Review of
The Clean House by Sarah Ruhl, at the San Diego Repertory Theatre, directed by Sam Woodhouse.
I am grateful to Sam Woodhouse for his invitation to see his production of Sarah Ruhl’s play
The Clean House, and I am happy to say that the direction was deft, the performances competent, and the set impressive. At the same time, I have nothing good to say about the play itself. Despite its author’s receipt of a MacArthur “Genius” Fellowship, the play exemplifies precisely what is so profoundly wrong with contemporary theater: namely, the incessant production of plays written in banal and manipulative language that convey absolute and uncritical worship of human emotion as the primary, indeed the only, meaning in life.
Here’s what the play does not touch on: virtues or spiritual gifts like heroism, justice, humility, compassion, patience, temperance, faith, and wisdom; the real and problematic powers of traditional values and practices in a world of increasing doubt; the pressing philosophical questions posed by science; the ironies of history; the mystery of the relation between body, heart, and mind, nature and spirit, free will and fate; the difficulty of balancing individual liberty and social responsibility. Instead the play, which like many another seeks to achieve universal human seriousness by depicting a death, dissolves all human concerns in a bath of bathos, feelings the only reality. The ultimate goal of theater today by implication? Sentimentality.
In
The Clean House a surgeon betrays marital fidelity with an older woman with whom he has fallen in love when preparing to perform a mastectomy on her and then brings her into the home he has shared with his wife, a successful but repressed medical doctor, for the sake of becoming one big happy non-traditional family. In the meantime, the wife’s equally repressed sister is secretly cleaning the doctors’ house because the Brazilian maid is busy trying to come up with the perfect joke, defined as that joke at which one will die laughing—literally. In fact, the play shares only one joke with the audience (three, if one understands Portuguese), a joke that I first heard in 1980, here told badly. In the end everyone is healed by the power of sentiment.

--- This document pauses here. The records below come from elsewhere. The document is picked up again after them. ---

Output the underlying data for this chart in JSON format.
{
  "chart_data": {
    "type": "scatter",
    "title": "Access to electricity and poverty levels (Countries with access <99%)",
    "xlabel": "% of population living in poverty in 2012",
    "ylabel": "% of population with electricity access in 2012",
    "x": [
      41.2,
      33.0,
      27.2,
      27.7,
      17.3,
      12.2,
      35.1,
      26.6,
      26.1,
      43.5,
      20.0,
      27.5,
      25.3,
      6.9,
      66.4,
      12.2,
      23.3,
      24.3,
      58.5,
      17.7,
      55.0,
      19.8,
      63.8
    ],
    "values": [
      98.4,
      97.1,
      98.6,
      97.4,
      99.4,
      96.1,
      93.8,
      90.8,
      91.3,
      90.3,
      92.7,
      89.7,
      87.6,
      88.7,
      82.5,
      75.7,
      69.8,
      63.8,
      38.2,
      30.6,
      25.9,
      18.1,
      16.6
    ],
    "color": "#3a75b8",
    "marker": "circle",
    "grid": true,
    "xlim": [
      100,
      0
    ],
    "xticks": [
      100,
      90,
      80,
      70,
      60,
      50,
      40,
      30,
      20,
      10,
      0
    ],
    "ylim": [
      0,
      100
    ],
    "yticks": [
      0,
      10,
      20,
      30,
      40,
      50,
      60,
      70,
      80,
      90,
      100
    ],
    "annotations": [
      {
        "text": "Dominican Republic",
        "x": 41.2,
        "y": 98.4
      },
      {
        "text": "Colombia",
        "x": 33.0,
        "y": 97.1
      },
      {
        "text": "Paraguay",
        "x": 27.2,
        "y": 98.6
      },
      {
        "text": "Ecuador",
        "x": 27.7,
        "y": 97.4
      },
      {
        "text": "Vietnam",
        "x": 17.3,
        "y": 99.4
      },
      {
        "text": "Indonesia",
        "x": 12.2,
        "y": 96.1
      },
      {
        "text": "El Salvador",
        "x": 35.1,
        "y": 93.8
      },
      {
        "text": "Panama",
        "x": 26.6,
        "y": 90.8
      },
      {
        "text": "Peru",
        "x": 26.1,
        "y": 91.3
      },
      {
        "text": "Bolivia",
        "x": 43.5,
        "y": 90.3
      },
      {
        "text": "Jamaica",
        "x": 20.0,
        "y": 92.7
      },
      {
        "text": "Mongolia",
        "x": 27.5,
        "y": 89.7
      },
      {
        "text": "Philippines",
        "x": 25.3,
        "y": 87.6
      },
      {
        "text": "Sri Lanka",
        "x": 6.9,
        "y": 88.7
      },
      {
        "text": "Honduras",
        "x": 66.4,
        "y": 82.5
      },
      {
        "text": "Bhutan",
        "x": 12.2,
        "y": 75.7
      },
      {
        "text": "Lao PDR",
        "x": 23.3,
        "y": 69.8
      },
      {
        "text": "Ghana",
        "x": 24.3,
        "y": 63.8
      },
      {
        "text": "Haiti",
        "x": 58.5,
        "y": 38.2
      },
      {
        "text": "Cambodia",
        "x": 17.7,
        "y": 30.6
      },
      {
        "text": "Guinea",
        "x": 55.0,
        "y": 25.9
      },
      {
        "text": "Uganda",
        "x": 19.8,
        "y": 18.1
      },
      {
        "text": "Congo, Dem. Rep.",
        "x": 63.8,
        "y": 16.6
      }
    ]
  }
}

The justification for the adultery and for the murder by joke is the “aura” surrounding the dying older woman, her ability to make people feel things like vitality, compassion, enjoyment of the taste of apples, and acceptance of death. It is not an aura the audience can share in perceiving. It is not evidenced by any moral vision, human insight, depth of compassion, or religious, philosophical, or intuitive genius. We are simply told of its existence and expected to believe in it. The production attempts to make up for this gap in meaning and authenticity with deconstructed, post-modern stylization, the only thing that distinguished it from a TV sitcom. It was not distinguished from a sitcom by its supposedly poetic language: The height of its inspiration by the muse was represented by such phrases as “something between an angel and a fart.”
My response during the play was ho-hum. Thinking about it afterwards, I was peeved. Feel good about adultery; feel good about love; feel good about breaking out of the repression hidden in order and cleanliness by making a mess of the living room; feel good about dying. Feel good because the dying woman with the aura tells you it’s all ok. When St. Francis or the Baal Shem Tov tells us to rejoice, we may rejoice. We see that they have won the dues of rejoicing from a triumphant battle with reality. When Sarah Ruhl tells us, in a play about jokes that is almost never funny, to rejoice because love makes adultery ok and comedy makes euthanasia ok, some may walk out feeling good. I walked out exasperated at the shallowness, the banality, and the waste of opportunity. If this is what passes for genius in the contemporary theater, then we are in bigger trouble than contemporary theater is willing to imagine.
P.S. There is one passage in the play that asserts that according to a law of Judaism, finding one’s “bashert”—which the play defines as one’s soul mate, the person with whom one is destined to share a perfect mutual love—justifies adultery and abandonment of one’s wife. The character admits that this was heard on NPR, which for some is sufficient evidence of its origin in whole cloth. Nevertheless, I feel obliged to say that, so far as I know, there is no such Jewish law. One’s “bashert” means the person one is destined to marry. Nowhere in traditional Judaism does falling in love justify adultery.